According to Julie Stufft, the Deputy Assistant Secretary for Visa Services at the Bureau of Consular Affairs, the US Embassy and Consulates in India have issued 50% more visas this year than they did during the same time prior to the epidemic. She said there was no other nation in the world where it was taking place when speaking at a town hall with Indian communities in the United States.
The Bureau of South and Central Asian Affairs, Bureau of Consular Affairs, and U.S. Citizenship and Immigration Services (USCIS) of the State Department arranged the town hall to discuss interagency efforts to increase productivity and decrease wait times in immigrant and nonimmigrant visa processing.
The occasion featured remarks from Stufft, Nancy Izzo Jackson, the Deputy Assistant Secretary for India in the Bureau of South and Central Asian Affairs (SCA), Douglas Rand, the Senior Advisor to the Director of USCIS, and Richa Bhala, the SCA’s Chief of Staff.

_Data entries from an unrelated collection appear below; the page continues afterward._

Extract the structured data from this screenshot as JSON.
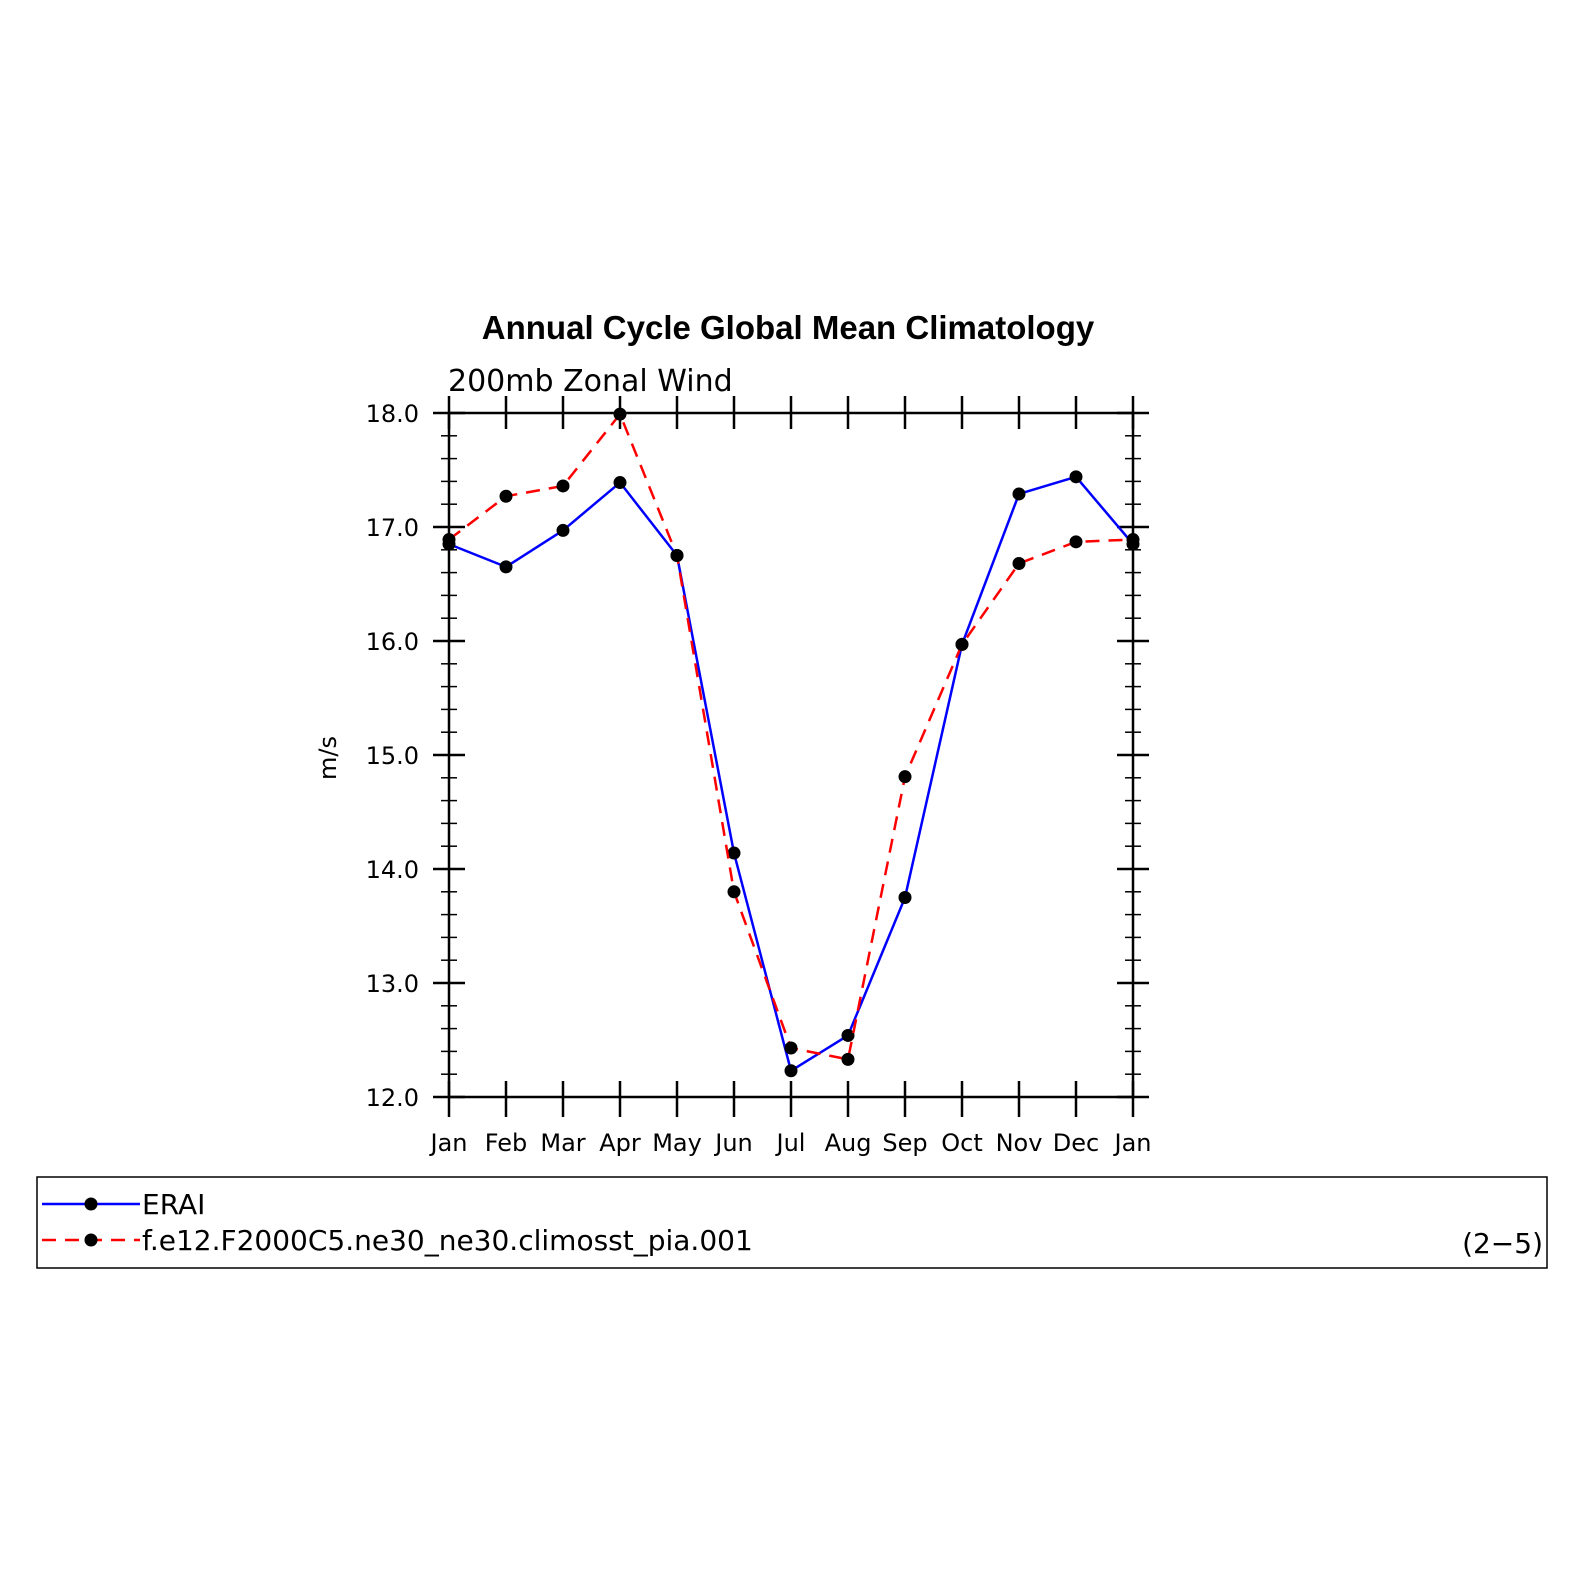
{
  "chart_data": {
    "type": "line",
    "title": "Annual Cycle Global Mean Climatology",
    "subtitle": "200mb Zonal Wind",
    "ylabel": "m/s",
    "xlabel": "",
    "categories": [
      "Jan",
      "Feb",
      "Mar",
      "Apr",
      "May",
      "Jun",
      "Jul",
      "Aug",
      "Sep",
      "Oct",
      "Nov",
      "Dec",
      "Jan"
    ],
    "ylim": [
      12.0,
      18.0
    ],
    "yticks": [
      "12.0",
      "13.0",
      "14.0",
      "15.0",
      "16.0",
      "17.0",
      "18.0"
    ],
    "grid": false,
    "legend_position": "bottom",
    "series": [
      {
        "name": "ERAI",
        "color": "#0000ff",
        "dash": "solid",
        "marker": "circle",
        "values": [
          16.85,
          16.65,
          16.97,
          17.39,
          16.75,
          14.14,
          12.23,
          12.54,
          13.75,
          15.97,
          17.29,
          17.44,
          16.85
        ]
      },
      {
        "name": "f.e12.F2000C5.ne30_ne30.climosst_pia.001",
        "color": "#ff0000",
        "dash": "dashed",
        "marker": "circle",
        "values": [
          16.89,
          17.27,
          17.36,
          17.99,
          16.75,
          13.8,
          12.43,
          12.33,
          14.81,
          15.97,
          16.68,
          16.87,
          16.89
        ]
      }
    ],
    "panel_id": "(2−5)"
  }
}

Assistant Secretary Jackson appraised US-India relations, saying, “President Biden and Secretary Blinken call our relationship with India one of our most consequential global relationships. Our bilateral partnership cuts across our most crucial global strategic priorities in defense, economics, and trade to security, health, and space, critical emerging technology, and our ever-growing people-to-people ties, reflecting the importance of this relationship.”